Exploitation attempts targeting CVE-2025-0108, a recently disclosed authentication bypass vulnerability affecting the management web interface of Palo Alto Networks’ firewalls, are ramping up.
“GreyNoise now sees 25 malicious IPs actively exploiting CVE-2025-0108, up from 2 on February 13,” the threat intelligence company shared on Tuesday. “This high-severity flaw allows unauthenticated attackers to execute specific PHP scripts, potentially leading to unauthorized access to vulnerable systems.”
CVE-2025-0108 + CVE-2024-9474 and/or CVE-2025-0111
Palo Alto Networks has updated the security advisory to confirm that it has observed exploit attempts chaining CVE-2025-0108 with:
- CVE-2024-9474, an older OS command injection flaw that allows attackers to escalate their privileges and perform actions on the PAN firewall with root privileges, and
- CVE-2025-0111, an authenticated file read vulnerability that allows attackers to read files on the PAN-OS filesystem that are readable by the “nobody” user.
CVE-2024-9474 has been actively exploited by attackers since November 2025.

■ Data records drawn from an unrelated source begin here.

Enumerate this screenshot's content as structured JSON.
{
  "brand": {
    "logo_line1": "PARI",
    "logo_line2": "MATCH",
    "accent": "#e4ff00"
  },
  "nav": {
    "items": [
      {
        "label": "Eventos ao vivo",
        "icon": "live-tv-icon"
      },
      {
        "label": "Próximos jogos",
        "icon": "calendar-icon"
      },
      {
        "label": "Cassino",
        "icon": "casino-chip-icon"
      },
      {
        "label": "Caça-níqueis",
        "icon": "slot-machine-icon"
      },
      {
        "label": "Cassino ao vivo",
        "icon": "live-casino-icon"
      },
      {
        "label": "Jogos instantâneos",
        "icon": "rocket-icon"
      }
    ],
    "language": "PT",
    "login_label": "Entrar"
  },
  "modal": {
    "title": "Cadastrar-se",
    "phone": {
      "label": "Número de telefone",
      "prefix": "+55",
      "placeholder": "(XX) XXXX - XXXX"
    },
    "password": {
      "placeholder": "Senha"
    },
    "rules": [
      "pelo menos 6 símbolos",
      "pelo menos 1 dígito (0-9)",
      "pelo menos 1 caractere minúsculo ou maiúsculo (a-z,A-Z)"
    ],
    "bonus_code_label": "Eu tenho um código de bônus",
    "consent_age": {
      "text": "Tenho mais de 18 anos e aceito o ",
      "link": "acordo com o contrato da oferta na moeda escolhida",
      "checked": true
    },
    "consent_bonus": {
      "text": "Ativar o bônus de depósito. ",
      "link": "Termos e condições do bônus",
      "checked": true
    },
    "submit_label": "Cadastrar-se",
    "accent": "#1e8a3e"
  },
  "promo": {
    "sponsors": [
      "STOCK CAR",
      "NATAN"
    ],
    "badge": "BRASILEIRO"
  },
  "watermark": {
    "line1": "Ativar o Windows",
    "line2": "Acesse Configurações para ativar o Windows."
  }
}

The attackers leveraged CVE-2024-9474 and CVE-2024-0012, an auth bypass flaw, to exfiltrate sensitive files and information from vulnerable firewalls, deploy a command and control implant, an obfuscated PHP webshell, and the XMRig cryptocoin miner.
The existence of CVE-2025-0108 and CVE-2025-0111 was publicly disclosed by Palo Alto Networks via security advisories last week, following the release of PAN-OS versions that fixed these and other flaws.
Both security issues were flagged by external researchers. CVE-2025-0108 was reported by Assetnote researchers, who released technical details and a PoC exploit for it on the same day the advisory went out. Exploitation attempts started the next day.
What to do?
Organizations with internet-facing Palo Alto Networks’ firewalls that haven’t been upgraded immediately after the release of the latest security updates should assume the devices have been compromised. They should look for the presence of planted malware and for evidence of exploitation attempts coming from unexpected IPs. (Unfortunately, there are no publicly available indicators of compromise yet.)
According to GreyNoise, the top 3 source countries of attack traffic are the United States, Germany, and the Netherlands.
Both compromised and not compromised devices should be updated to one of the supported fixed versions. Organizations should also seriously consider securing access to their PAN devices’ management interface.
“Specifically, you should restrict management interface access to only trusted internal IP addresses,” Palo Alto Networks says.
“You can greatly reduce the risk of exploitation by restricting access to a jump box that is the only system allowed to access the management interface. This will ensure that attacks can succeed only if they obtain privileged access through those specified IP addresses.”